Professor Warren came bustling back to the car, carrying filled brown paper bags. She said crisply: “Dick, there’s a hardware store right across the way. Can’t you think of something that would be of use to us in a hardware store?”
Lane started. He got out of the car.
“I’ll be right back,” he said. “You have matches handy?”
“I bought cartons of them,” said the professor. “And some things to make sandwiches with and lighter fluid for you. I was thinking of a possible gasoline torch. Have you money?”
He nodded and went across the street, pausing twice to let a car pass him. His eye caught the waverings of objects seen through the film of hot air next to the hot metal of a car hood and his blood stopped. Only thermal refraction, he
decided, but startlingly like a Gizmo.
He went into the hardware store. It was cool, air conditioned. Normally he wouldn’t have noticed even that.
He bought two gasoline blowtorches. The clerk was mildly surprised that he bought two. On the way to the front of the store he saw a portable brazing torch—a tank of compressed gas with a spark maker near the tip. One had only to turn on the gas and strike a spark, and a blue-white flame leaped out. There was even a trigger by which the flame could be increased or diminished. He bought two of those, also. Then he invested in pocket lighters and more fuel for them.

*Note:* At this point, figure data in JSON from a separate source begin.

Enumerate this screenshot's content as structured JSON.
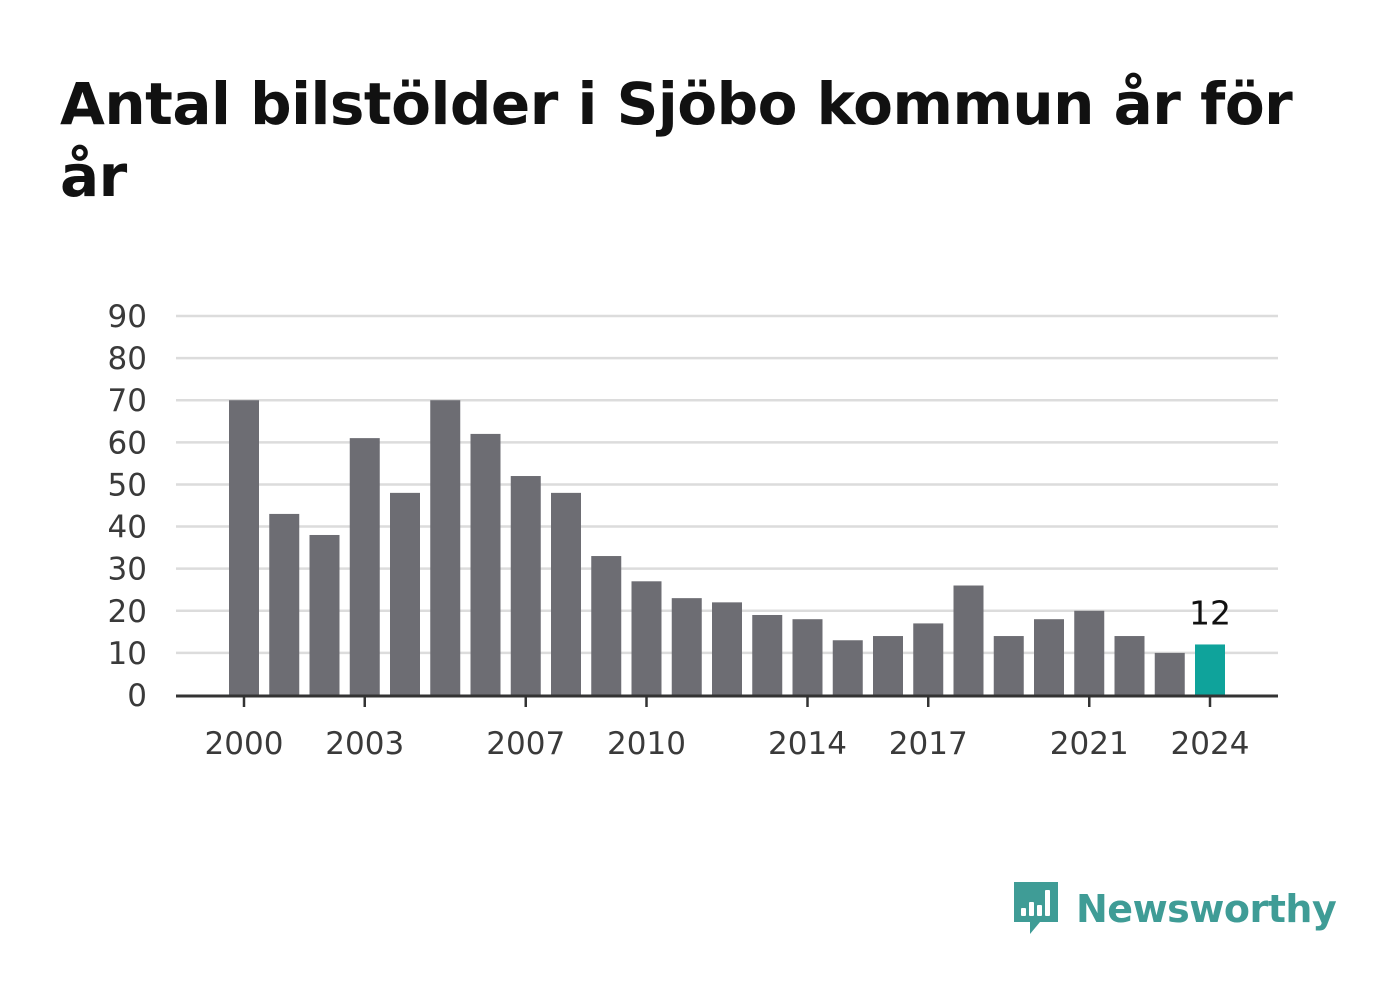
{
  "title": "Antal bilstölder i Sjöbo kommun år för år",
  "brand": {
    "name": "Newsworthy",
    "color": "#3f9c96"
  },
  "colors": {
    "bar": "#6d6d73",
    "highlight": "#0fa39b",
    "grid": "#dcdcdc",
    "axis": "#333333"
  },
  "chart_data": {
    "type": "bar",
    "categories": [
      2000,
      2001,
      2002,
      2003,
      2004,
      2005,
      2006,
      2007,
      2008,
      2009,
      2010,
      2011,
      2012,
      2013,
      2014,
      2015,
      2016,
      2017,
      2018,
      2019,
      2020,
      2021,
      2022,
      2023,
      2024
    ],
    "values": [
      70,
      43,
      38,
      61,
      48,
      70,
      62,
      52,
      48,
      33,
      27,
      23,
      22,
      19,
      18,
      13,
      14,
      17,
      26,
      14,
      18,
      20,
      14,
      10,
      12
    ],
    "x_tick_labels": [
      "2000",
      "2003",
      "2007",
      "2010",
      "2014",
      "2017",
      "2021",
      "2024"
    ],
    "y_ticks": [
      0,
      10,
      20,
      30,
      40,
      50,
      60,
      70,
      80,
      90
    ],
    "ylim": [
      0,
      90
    ],
    "highlight_category": 2024,
    "highlight_label": "12",
    "grid": true,
    "legend": "none"
  }
}
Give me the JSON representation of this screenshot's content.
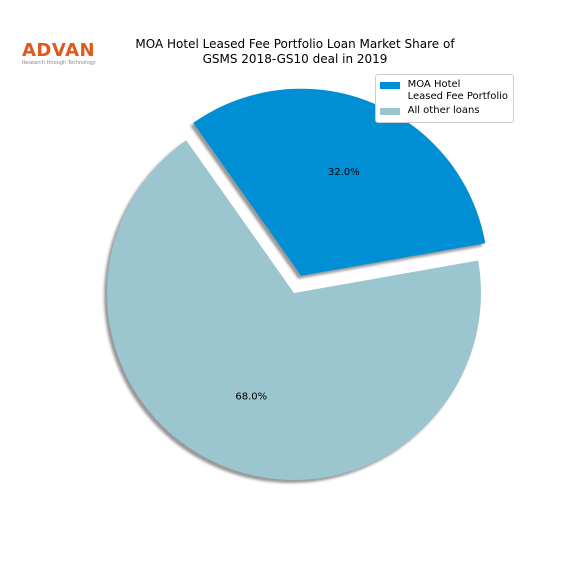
{
  "logo": {
    "name": "ADVAN",
    "tagline": "Research through Technology"
  },
  "chart_data": {
    "type": "pie",
    "title": "MOA Hotel Leased Fee Portfolio Loan Market Share of GSMS 2018-GS10 deal in 2019",
    "categories": [
      "MOA Hotel\nLeased Fee Portfolio",
      "All other loans"
    ],
    "values": [
      32.0,
      68.0
    ],
    "value_labels": [
      "32.0%",
      "68.0%"
    ],
    "colors": [
      "#008fd5",
      "#9bc6cf"
    ],
    "legend": "upper right"
  }
}
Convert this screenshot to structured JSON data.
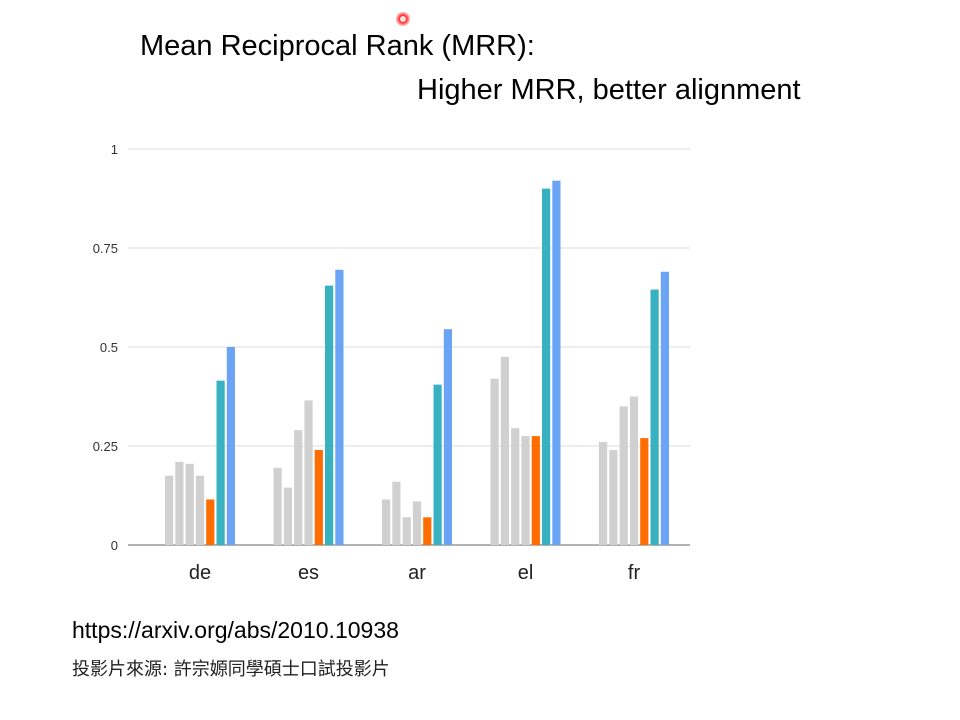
{
  "slide": {
    "title_line1": "Mean Reciprocal Rank (MRR):",
    "title_line2": "Higher MRR, better alignment",
    "source_url": "https://arxiv.org/abs/2010.10938",
    "source_note": "投影片來源: 許宗嫄同學碩士口試投影片"
  },
  "colors": {
    "gray": "#d0d0d0",
    "orange": "#ff6d00",
    "teal": "#38b2c1",
    "blue": "#6ba4f5",
    "grid": "#dcdcdc",
    "axis": "#999999"
  },
  "chart_data": {
    "type": "bar",
    "title": "",
    "xlabel": "",
    "ylabel": "",
    "ylim": [
      0,
      1
    ],
    "yticks": [
      0,
      0.25,
      0.5,
      0.75,
      1
    ],
    "ytick_labels": [
      "0",
      "0.25",
      "0.5",
      "0.75",
      "1"
    ],
    "grid": true,
    "categories": [
      "de",
      "es",
      "ar",
      "el",
      "fr"
    ],
    "series": [
      {
        "values": [
          0.175,
          0.195,
          0.115,
          0.42,
          0.26
        ],
        "color": "gray"
      },
      {
        "values": [
          0.21,
          0.145,
          0.16,
          0.475,
          0.24
        ],
        "color": "gray"
      },
      {
        "values": [
          0.205,
          0.29,
          0.07,
          0.295,
          0.35
        ],
        "color": "gray"
      },
      {
        "values": [
          0.175,
          0.365,
          0.11,
          0.275,
          0.375
        ],
        "color": "gray"
      },
      {
        "values": [
          0.115,
          0.24,
          0.07,
          0.275,
          0.27
        ],
        "color": "orange"
      },
      {
        "values": [
          0.415,
          0.655,
          0.405,
          0.9,
          0.645
        ],
        "color": "teal"
      },
      {
        "values": [
          0.5,
          0.695,
          0.545,
          0.92,
          0.69
        ],
        "color": "blue"
      }
    ]
  }
}
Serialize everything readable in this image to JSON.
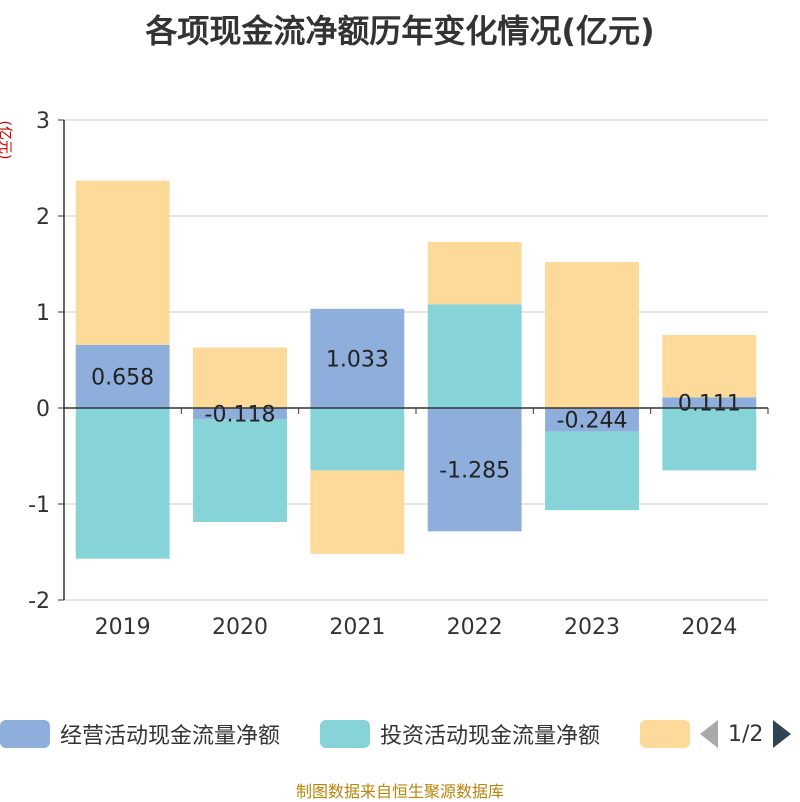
{
  "chart_data": {
    "type": "bar",
    "stacked": true,
    "title": "各项现金流净额历年变化情况(亿元)",
    "ylabel": "(亿元)",
    "xlabel": "",
    "categories": [
      "2019",
      "2020",
      "2021",
      "2022",
      "2023",
      "2024"
    ],
    "ylim": [
      -2,
      3
    ],
    "yticks": [
      -2,
      -1,
      0,
      1,
      2,
      3
    ],
    "grid": true,
    "series": [
      {
        "name": "经营活动现金流量净额",
        "values": [
          0.658,
          -0.118,
          1.033,
          -1.285,
          -0.244,
          0.111
        ],
        "color": "#8eaedb",
        "show_labels": true
      },
      {
        "name": "投资活动现金流量净额",
        "values": [
          -1.57,
          -1.07,
          -0.65,
          1.08,
          -0.82,
          -0.65
        ],
        "color": "#86d4d8",
        "show_labels": false
      },
      {
        "name": "",
        "values": [
          1.71,
          0.63,
          -0.87,
          0.65,
          1.52,
          0.65
        ],
        "color": "#fdd99a",
        "show_labels": false
      }
    ]
  },
  "legend": {
    "items": [
      {
        "label": "经营活动现金流量净额",
        "color": "#8eaedb"
      },
      {
        "label": "投资活动现金流量净额",
        "color": "#86d4d8"
      },
      {
        "label": "",
        "color": "#fdd99a"
      }
    ],
    "page_indicator": "1/2",
    "prev_icon": "triangle-left-icon",
    "next_icon": "triangle-right-icon"
  },
  "source_text": "制图数据来自恒生聚源数据库"
}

“Is there something else?” asked the clerk.
“I’d like,” said Lane dryly, “to buy some Very pistols, but I’m afraid you wouldn’t have them on hand.”
He went out. Somehow he had a feeling of extreme urgency. He hurried back across the street. It had the leisurely atmosphere of almost any small-town business district. The professor, looking embarrassed, put something out of sight when he appeared. Lane automatically chose Carol as the person to whom to show the mechanism of the brazing torches. Burke watched, but appeared absorbed in other thoughts.
“I see,” said Carol. “It works like this.”
She lighted and handled the torch with competence, and Lane approved of her warmly.
“I forgot,” he said suddenly. “We need a garbage can.”
He went back across the street. His unreasonable feeling of urgency made him short with the clerk who insisted on wrapping the can for him. Back at the car, he learned the professor had gone to another store. Carol said:
“She went to buy some pillowcases. When you mentioned a garbage can she realized that a pillowcase was the thing to use with it. She may get a sheet or two, besides.”
Lane got into the driver’s seat. All about him the people of Murfree went about their business with a comfortable lack of haste. The business district was contained in four blocks, the only part of the town without shade trees. Here the sunshine was already baking hot.